When Tom Violante got vaccinated against the flu in November, things seemed to go smoothly for the 66-year-old retiree. He didn't have a reaction. Actually, he felt pretty good -- until earlier this month.
"I started to feel like I had a really bad cold," Violante said. "After a week, I couldn't get out of bed."
Eventually, he went to a doctor who told him he had a full-blown case of the flu.
"I was very surprised," said Violante, a New Haven resident, adding that he was sick for nearly two weeks with the contagious respiratory disease.
He likely isn't the only senior who came down with the flu despite being vaccinated. Last week, the federal Centers for Disease Control and Prevention released a report showing that this year's flu vaccine was only 9 percent effective in protecting those 65 and older against influenza A, this year's dominant strain.
Some, including Violante, were alarmed to hear those findings, as seniors are particularly vulnerable to the flu and more likely than younger people to develop complications. Of the 30 people in the state who have died from the flu this season, 26 were 65 and older.
"I think that's a scary number, especially in a year where you're hearing about flu being so prevalent," Nora Duncan, state director for AARP Connecticut.

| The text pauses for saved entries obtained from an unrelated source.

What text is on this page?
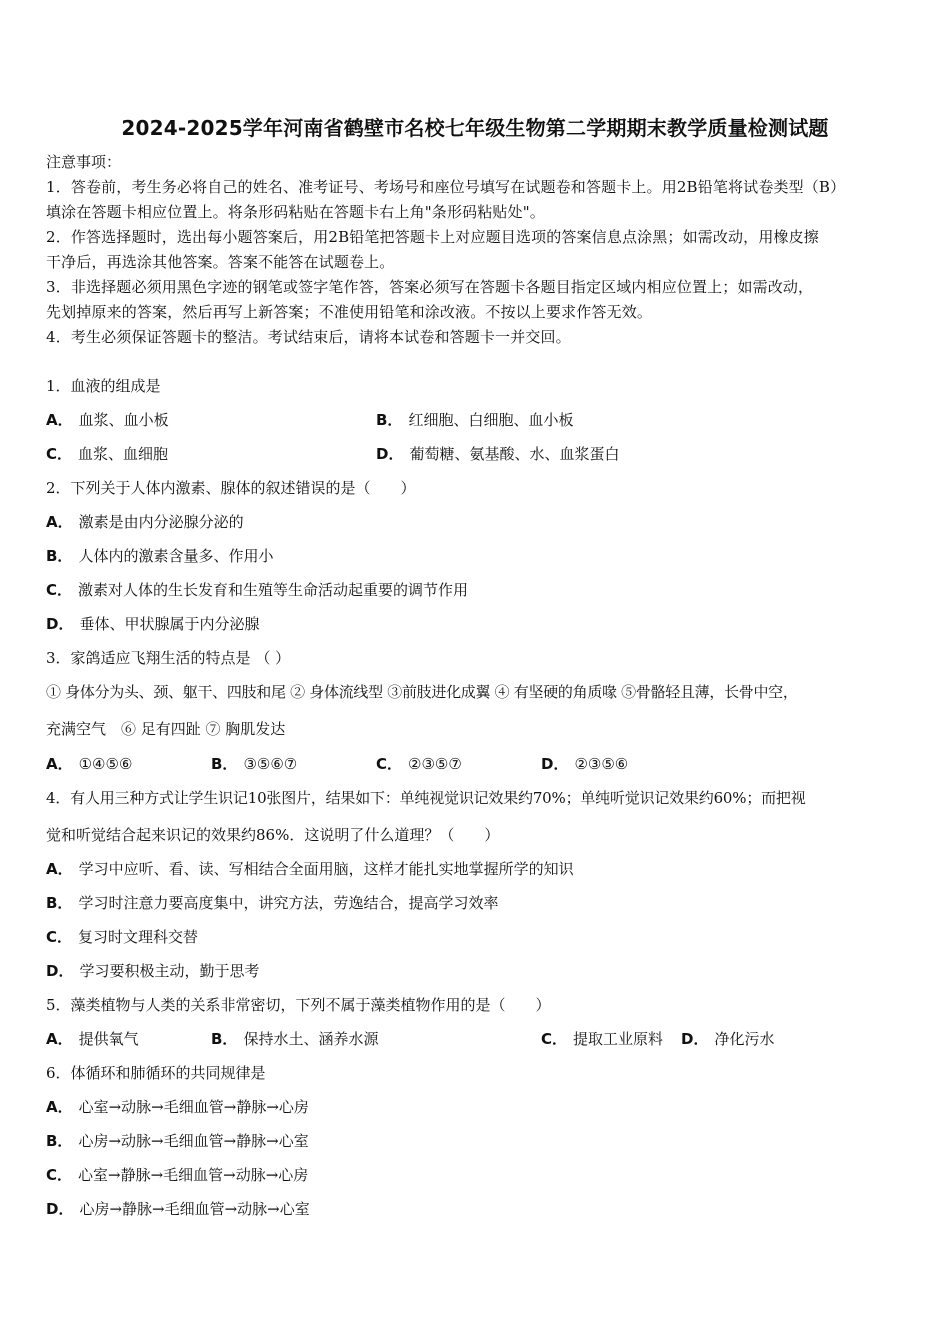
2024-2025学年河南省鹤壁市名校七年级生物第二学期期末教学质量检测试题
注意事项：
1．答卷前，考生务必将自己的姓名、准考证号、考场号和座位号填写在试题卷和答题卡上。用2B铅笔将试卷类型（B）
填涂在答题卡相应位置上。将条形码粘贴在答题卡右上角"条形码粘贴处"。
2．作答选择题时，选出每小题答案后，用2B铅笔把答题卡上对应题目选项的答案信息点涂黑；如需改动，用橡皮擦
干净后，再选涂其他答案。答案不能答在试题卷上。
3．非选择题必须用黑色字迹的钢笔或签字笔作答，答案必须写在答题卡各题目指定区域内相应位置上；如需改动，
先划掉原来的答案，然后再写上新答案；不准使用铅笔和涂改液。不按以上要求作答无效。
4．考生必须保证答题卡的整洁。考试结束后，请将本试卷和答题卡一并交回。
1．血液的组成是
A． 血浆、血小板	B． 红细胞、白细胞、血小板
C． 血浆、血细胞	D． 葡萄糖、氨基酸、水、血浆蛋白
2．下列关于人体内激素、腺体的叙述错误的是（　　）
A． 激素是由内分泌腺分泌的
B． 人体内的激素含量多、作用小
C． 激素对人体的生长发育和生殖等生命活动起重要的调节作用
D． 垂体、甲状腺属于内分泌腺
3．家鸽适应飞翔生活的特点是 （ ）
① 身体分为头、颈、躯干、四肢和尾 ② 身体流线型 ③前肢进化成翼 ④ 有坚硬的角质喙 ⑤骨骼轻且薄，长骨中空，
充满空气　⑥ 足有四趾 ⑦ 胸肌发达
A． ①④⑤⑥	B． ③⑤⑥⑦	C． ②③⑤⑦	D． ②③⑤⑥
4．有人用三种方式让学生识记10张图片，结果如下：单纯视觉识记效果约70%；单纯听觉识记效果约60%；而把视
觉和听觉结合起来识记的效果约86%．这说明了什么道理？（　　）
A． 学习中应听、看、读、写相结合全面用脑，这样才能扎实地掌握所学的知识
B． 学习时注意力要高度集中，讲究方法，劳逸结合，提高学习效率
C． 复习时文理科交替
D． 学习要积极主动，勤于思考
5．藻类植物与人类的关系非常密切，下列不属于藻类植物作用的是（　　）
A． 提供氧气	B． 保持水土、涵养水源	C． 提取工业原料 D． 净化污水
6．体循环和肺循环的共同规律是
A． 心室→动脉→毛细血管→静脉→心房
B． 心房→动脉→毛细血管→静脉→心室
C． 心室→静脉→毛细血管→动脉→心房
D． 心房→静脉→毛细血管→动脉→心室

Though occurrences of the illness appear to be declining in the state, there have been more than 4,800 confirmed cases so far this season. Last season, there were only about 1,000.
But the CDC report shouldn't dissuade anyone from being vaccinated, said Dr. Zane Saul, chief of infectious diseases at Bridgeport Hospital. He said even in cases where the vaccine didn't prevent someone from getting flu, it still might have made a difference. "You have to ask, what did (the vaccine) do?" Saul said. "Did it stop these people from dying? Did they get a milder case of flu than they might have gotten without it?"
The CDC report showed that, on average, the vaccine was 56 percent effective in preventing all strains of flu across all age groups. It was slightly less potent against influenza A in all age groups, with an effectiveness of 47 percent in preventing the strain.
The numbers aren't terribly surprising, said Louise Dembry, associate director of hospital epidemiology at Yale-New Haven Hospital. She said it's hard to know and prepare for which strains will be dominant from one season to the next.
"The efficacy of the vaccine is largely determined when the season is coming to an end," she said.
Both Dembry and Saul said seniors are typically a tricky group to protect from any illness.
"Almost all vaccines are not as effective in older people," Saul said.
If the report does anything, it re-emphasizes the importance of as many people getting the shot as possible, Duncan said. If you protect yourself, she said, you're less likely to pass flu to someone else, particularly an older person for whom the vaccine might not be as protective.
In fact, she said, AARP is trying to develop state legislation that would encourage more workers in nursing homes to get flu shots, in the hopes of protecting seniors from the illness.
Even Violante said his experience won't deter him from getting a flu shot in the future. He said it's unlikely that lightning will strike twice, and he is confidant he'll be better protected next season.
"Absolutely, I'll get (the shot) again," Violante said. "I believe in it."